As part of developing HIPAA procedures, a covered entity must catalogue the types of disclosures that routinely occur. Once categorized, a standard process must be developed for each scenario that adheres to the privacy rule and enforces minimum necessary guidelines.
In addition, a policy must be drafted to address non-routine requests for disclosure. These are disclosure requests that occur so infrequently that they cannot be anticipated, and developing a process around every one-off situation is simply not feasible. Instead, the covered entity develops a general process for the review of all non-routine disclosures not covered in the examples laid out in the privacy rule. Each non-routine disclosure request is to be evaluated individually, and every effort made to ensure minimum necessary standards are met.
Section 4. Reasonable Reliance
When a covered entity receives a request for disclosure from another health care provider, the "reasonable reliance" rule allows them to assume that the information requested by another covered entity conforms to minimum necessary standards.

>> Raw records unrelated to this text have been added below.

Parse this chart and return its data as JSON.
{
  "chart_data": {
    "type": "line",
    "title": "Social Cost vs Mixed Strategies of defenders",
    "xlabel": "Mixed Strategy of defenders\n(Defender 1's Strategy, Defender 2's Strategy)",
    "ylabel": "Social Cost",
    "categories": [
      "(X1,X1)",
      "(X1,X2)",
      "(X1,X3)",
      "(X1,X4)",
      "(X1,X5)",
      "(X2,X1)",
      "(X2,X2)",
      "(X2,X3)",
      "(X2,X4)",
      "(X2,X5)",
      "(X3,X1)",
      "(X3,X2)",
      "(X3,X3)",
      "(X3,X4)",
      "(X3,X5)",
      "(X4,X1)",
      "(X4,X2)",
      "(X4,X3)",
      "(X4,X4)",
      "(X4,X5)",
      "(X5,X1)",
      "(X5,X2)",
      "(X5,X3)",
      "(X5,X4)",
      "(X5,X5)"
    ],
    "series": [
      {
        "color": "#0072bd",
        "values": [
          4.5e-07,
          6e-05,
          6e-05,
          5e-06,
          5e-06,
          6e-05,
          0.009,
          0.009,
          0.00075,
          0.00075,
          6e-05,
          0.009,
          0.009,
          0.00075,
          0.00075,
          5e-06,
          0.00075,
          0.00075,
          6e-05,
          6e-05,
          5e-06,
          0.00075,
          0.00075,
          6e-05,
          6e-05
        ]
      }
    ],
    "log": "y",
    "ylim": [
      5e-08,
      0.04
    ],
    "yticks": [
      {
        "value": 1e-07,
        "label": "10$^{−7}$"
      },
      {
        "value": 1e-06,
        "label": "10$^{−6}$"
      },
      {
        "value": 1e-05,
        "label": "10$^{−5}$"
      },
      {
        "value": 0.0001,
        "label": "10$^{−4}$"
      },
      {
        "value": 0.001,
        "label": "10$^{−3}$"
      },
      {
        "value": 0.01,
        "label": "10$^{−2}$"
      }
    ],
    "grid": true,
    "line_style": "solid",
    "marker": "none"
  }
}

As long as there is a valid written authorization on file from the patient, then the information can be released.
Additional individuals for which reasonable reliance can be assumed for include:
- Public officials
- Business associates of covered entities, such as a lawyer
- A researcher who furnishes proper documentation
Food for Thought
Do you feel that the minimum necessary guideline might hamper the timely transfer of information necessary to treat the patient and other health care-related tasks?
Under the privacy rule, stringent internal guidelines must be developed and implemented in all health care facilities to regulate the disclosure of protected health information. Also, of the information that is disclosed, reasonable efforts must be made to ensure that the minimum amount of data necessary has been released.